Coronavirus : ce que l'on sait sur Spoutnik V, le vaccin russe

 
La Russie voulait être le premier pays à développer un vaccin contre le coronavirus et, si l'on en croit
les déclarations de Vladimir Poutine, c'est chose faite. Lors d'une vidéo-conférence, mardi 11 août, le chef d'Etat a affirmé que la formule russe, baptisée Spoutnik V (V pour vaccin), assure «une immunité durable».

Un nom loin d'être anodin

En appelant son vaccin Spoutnik V, la Russie affirme son ambition et illustre le succès historique qu'elle voit dans le développement du procédé. Ce nom renvoie en effet à la victoire politico-scientifique qu'était la mise en orbite du satellite Spoutnik 1, la première du genre, par l'URSS en pleine Guerre Froide.
Le Kremlin espère d'ailleurs se servir de ce vaccin pour bousculer ses relations avec les autres puissances mondiales, n'hésitant pas à leur mettre la pression. «L’approche politisée du vaccin russe par un certain nombre de pays occidentaux met en danger la vie de leurs citoyens, a ainsi fait savoir Kirill Dmitriev, président du fonds souverain russe. Il serait préférable de s'engager dans un dialogue constructif avec nous.»

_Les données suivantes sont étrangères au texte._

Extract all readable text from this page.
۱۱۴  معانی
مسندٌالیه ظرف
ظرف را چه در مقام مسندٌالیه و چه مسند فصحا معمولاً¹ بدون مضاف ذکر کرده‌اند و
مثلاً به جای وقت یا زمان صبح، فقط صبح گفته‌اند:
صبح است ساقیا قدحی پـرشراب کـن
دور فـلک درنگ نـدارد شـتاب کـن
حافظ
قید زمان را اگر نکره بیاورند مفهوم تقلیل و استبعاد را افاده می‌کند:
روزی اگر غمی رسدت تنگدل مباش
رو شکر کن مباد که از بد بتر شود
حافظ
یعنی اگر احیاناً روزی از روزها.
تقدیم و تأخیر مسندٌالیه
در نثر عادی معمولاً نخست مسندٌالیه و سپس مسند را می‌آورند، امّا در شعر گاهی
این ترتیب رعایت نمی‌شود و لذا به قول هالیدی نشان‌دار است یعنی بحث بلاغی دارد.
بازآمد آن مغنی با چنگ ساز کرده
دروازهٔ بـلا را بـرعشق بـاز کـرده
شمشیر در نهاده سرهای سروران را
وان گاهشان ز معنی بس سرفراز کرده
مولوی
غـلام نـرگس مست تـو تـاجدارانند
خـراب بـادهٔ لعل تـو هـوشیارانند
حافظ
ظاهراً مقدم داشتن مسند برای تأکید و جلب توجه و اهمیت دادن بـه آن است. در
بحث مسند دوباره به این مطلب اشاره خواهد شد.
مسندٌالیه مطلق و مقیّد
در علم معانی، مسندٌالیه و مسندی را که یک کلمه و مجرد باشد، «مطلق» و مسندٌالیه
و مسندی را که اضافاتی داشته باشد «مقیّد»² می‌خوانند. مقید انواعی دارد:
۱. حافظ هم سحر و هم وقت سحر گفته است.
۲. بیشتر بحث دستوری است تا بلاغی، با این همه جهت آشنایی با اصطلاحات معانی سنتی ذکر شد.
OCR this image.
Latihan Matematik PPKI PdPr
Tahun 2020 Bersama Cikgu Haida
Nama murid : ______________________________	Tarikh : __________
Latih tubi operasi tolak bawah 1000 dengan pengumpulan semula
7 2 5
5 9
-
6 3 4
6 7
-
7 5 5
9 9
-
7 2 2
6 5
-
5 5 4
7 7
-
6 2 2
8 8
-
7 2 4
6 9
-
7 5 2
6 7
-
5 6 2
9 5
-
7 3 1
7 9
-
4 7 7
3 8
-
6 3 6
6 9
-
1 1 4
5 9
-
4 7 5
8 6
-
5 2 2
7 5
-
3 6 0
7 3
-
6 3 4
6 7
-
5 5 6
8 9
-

Une mise en circulation en 2021

La semaine dernière, la Russie avait déjà promis «des centaines de milliers de doses» par mois avant fin 2020 et «plusieurs millions» dès l'année prochaine. Un objectif qui semble maintenu puisque, selon le registre national des médicaments du ministère de la Santé, consulté par les agences de presse russes, ce vaccin doit être mis en circulation le 1er janvier 2021.

L'élite russe déjà vaccinée

Ce produit a été développé par le Centre de recherches en épidémiologie et microbiologie Nikolaï Gamaleïa, en collaboration avec le ministère de la Défense. Le président russe a indiqué que sa propre fille se l'est fait inoculer. Elle aurait, selon lui, «participé à l'expérience».
Ce dernier point rappelle l'enquête menée par Bloomberg au mois de juillet. D'après les auteurs, certains membres de l'élite russe ont eu accès au vaccin expérimental conçu par l'Institut Galameïa dès le mois d'avril. Il aurait été proposé à des dirigeants de grandes entreprises, des hommes d'affaires mais aussi à des figures politiques, ainsi que leurs familles. Certains scientifiques du laboratoire moscovite avaient indiqué s'être vaccinés eux-mêmes.
Selon Bloomberg, la procédure n'avait rien d'illégal mais aurait été tenue secrète pour éviter un trop grand nombre de volontaires. Ces participants n'auraient pas été inclus dans les études officielles.

Un vaccin à vecteur viral

Spoutnik V est un vaccin à vecteur viral, ce qui signifie qu'il utilise comme support un autre virus, transformé et adapté pour combattre le Covid-19. En l'occurrence, il utilise l'adénovirus, soit un virus du rhume commun, couplé à la protéine Spike qui permet au SARS-CoV-2 de pénétrer dans nos cellules. Le ministre de la Santé russe, Mikhaïl Mourachko, a affirmé qu'une double inoculation «permettait de former une immunité longue», estimant qu'elle pouvait durer «deux ans».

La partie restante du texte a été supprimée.